Une autre fausse image des introvertis est qu’ils/elles ne font pas de bons leaders, justement. D’après une étude du professeur de management à Wharton, Adam Grant, les introvertis sont capables d’atteindre les mêmes objectifs que les extravertis mais avec un style différent : l’introvertis aura tendance à laisser faire ses subordonnés s’il a confidence en eux, sans chercher à imposer sa marque, et leur motivation sera moins associée à leur ego mais plutôt à l’idée d’un objectif beaucoup plus large. Gandhi, Roosevelt étaient des introvertis, tout comme Larry Page (Google) aujourd’hui : des leaders avec une vision “transformative” de leur entreprise ou de la société.
Il est amusant de constater que cette distinction entre extravertis et introvertis existe également dans le règne animal, même chez les mouches ! Pour le biologiste David Sloan Wilson, il est possible que ces deux types représentent en fait deux stratégies de survie différentes : l’animal introverti vit discrètement et se fait moins remarquer par les prédateurs que l’extraverti, mais en contrepartie ce dernier est plus efficace à l’exploration et la recherche de nouvelles sources de nourriture. L’analogie existe au niveau des humains, les extravertis allant naturellement de l’avant alors que les introvertis réfléchissent, se tâtent, supputent et observent avant de décider d’agir ou pas. Pour Cain, il est totalement contre-productif d’imposer des méthodes “extraverties” à des introvertis, et bien plus efficace de laisser ces derniers s’organiser naturellement avec un accès facile au calme et à la solitude créative.

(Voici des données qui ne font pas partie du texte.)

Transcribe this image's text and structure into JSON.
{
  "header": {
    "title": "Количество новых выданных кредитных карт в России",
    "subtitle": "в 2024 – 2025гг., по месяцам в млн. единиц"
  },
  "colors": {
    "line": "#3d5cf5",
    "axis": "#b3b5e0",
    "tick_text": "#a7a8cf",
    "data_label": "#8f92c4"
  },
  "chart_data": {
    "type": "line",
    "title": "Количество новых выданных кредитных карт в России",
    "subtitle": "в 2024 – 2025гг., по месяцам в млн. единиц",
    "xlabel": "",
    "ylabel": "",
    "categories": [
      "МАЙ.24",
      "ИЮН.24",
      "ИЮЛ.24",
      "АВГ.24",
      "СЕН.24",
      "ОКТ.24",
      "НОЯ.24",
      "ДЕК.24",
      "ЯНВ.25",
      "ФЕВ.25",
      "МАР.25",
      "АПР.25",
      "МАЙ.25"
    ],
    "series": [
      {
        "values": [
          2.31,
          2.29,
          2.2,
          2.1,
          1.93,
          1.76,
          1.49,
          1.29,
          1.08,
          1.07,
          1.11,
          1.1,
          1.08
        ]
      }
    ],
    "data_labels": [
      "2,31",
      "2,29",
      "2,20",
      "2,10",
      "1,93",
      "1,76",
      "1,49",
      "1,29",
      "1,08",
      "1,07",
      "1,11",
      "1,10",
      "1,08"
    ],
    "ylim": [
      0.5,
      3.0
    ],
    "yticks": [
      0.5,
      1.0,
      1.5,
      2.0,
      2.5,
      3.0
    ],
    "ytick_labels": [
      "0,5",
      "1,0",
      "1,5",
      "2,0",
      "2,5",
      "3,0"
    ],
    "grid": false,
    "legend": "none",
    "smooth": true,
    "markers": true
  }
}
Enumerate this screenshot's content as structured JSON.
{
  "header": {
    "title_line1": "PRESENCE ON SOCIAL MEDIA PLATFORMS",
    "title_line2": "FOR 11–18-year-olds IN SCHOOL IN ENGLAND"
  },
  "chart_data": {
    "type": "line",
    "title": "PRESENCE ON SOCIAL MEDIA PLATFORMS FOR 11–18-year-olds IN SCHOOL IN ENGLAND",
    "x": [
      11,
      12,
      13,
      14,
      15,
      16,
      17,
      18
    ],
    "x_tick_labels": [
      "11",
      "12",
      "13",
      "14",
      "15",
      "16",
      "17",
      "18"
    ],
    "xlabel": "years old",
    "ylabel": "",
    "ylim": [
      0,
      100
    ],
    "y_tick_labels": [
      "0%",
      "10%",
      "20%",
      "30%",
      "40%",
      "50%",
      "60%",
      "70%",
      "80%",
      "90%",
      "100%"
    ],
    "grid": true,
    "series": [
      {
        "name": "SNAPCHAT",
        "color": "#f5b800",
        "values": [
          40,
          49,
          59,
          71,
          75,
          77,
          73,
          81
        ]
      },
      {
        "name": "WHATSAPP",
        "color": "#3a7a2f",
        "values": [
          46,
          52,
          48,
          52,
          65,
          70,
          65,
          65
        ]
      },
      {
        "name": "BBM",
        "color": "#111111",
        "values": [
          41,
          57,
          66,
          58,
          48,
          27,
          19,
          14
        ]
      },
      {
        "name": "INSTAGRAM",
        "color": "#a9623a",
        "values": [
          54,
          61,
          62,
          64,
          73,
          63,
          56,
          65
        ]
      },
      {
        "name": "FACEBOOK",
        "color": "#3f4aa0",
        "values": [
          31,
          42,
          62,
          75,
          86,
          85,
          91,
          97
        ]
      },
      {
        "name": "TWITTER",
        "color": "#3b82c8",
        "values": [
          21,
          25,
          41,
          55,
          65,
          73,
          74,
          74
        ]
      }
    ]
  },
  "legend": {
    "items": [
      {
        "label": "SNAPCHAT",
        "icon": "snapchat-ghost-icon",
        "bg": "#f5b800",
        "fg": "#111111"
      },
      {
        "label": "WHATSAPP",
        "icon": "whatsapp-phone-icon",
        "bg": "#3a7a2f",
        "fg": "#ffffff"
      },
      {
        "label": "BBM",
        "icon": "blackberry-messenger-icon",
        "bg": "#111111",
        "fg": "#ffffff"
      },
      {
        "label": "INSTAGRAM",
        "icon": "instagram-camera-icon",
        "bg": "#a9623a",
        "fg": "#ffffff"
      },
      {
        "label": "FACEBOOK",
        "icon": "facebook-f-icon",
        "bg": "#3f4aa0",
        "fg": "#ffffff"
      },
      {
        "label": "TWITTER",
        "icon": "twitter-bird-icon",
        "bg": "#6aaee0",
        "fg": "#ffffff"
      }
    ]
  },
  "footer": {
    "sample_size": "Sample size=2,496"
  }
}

On peut penser que le travail en groupe et l’argumentation “publique” reste néanmoins une méthode très efficace pour arriver à une “bonne” solution, la plus rationnelle au vu des élément dont dispose le groupe. Sinon comment avancer si les gens ne se parlent pas et ne confrontent pas leurs opinions ? Je pense que c’est vrai mais qu’il est important de faire deux choses : d’abord voir la nature “rationnelle” de l’argumentation pour ce qu’elle est, c’est-à-dire que notre faculté de raisonnement ne vise pas à la recherche d’une quelconque vérité, mais qu’elle est un produit de notre évolution visant à nous permettre de mieux argumenter afin faire gagner notre propre point de vue (voir ce billet sur la Théorie Argumentative du Raisonnement pour plus d’information), ce qui n’est pas tout à fait la même chose que la recherche objective de la “meilleure” solution. Ensuite adopter une méthode de travail qui permette d’éliminer, le plus possible, ce sentiment de “douleur de l’indépendance”. Garantir l’accès équitable à la parole de tous les participants est un premier pas, car sinon les extravertis s’expriment 99% du temps et les autres, 1% les bons jours. On peut aller plus loin en proposant par exemple d’adopter l’approche Sociocratique au sein de l’organisation.
Je terminerai en citant Cain à nouveau : “Dans notre culture, les escargots ne sont pas considérés comme des très vaillants animaux – nous exhortons constamment les gens à “sortir de leur coquille” – mais il y a beaucoup à dire sur l’intérêt d’amener sa maison avec soi partout où l’on va”.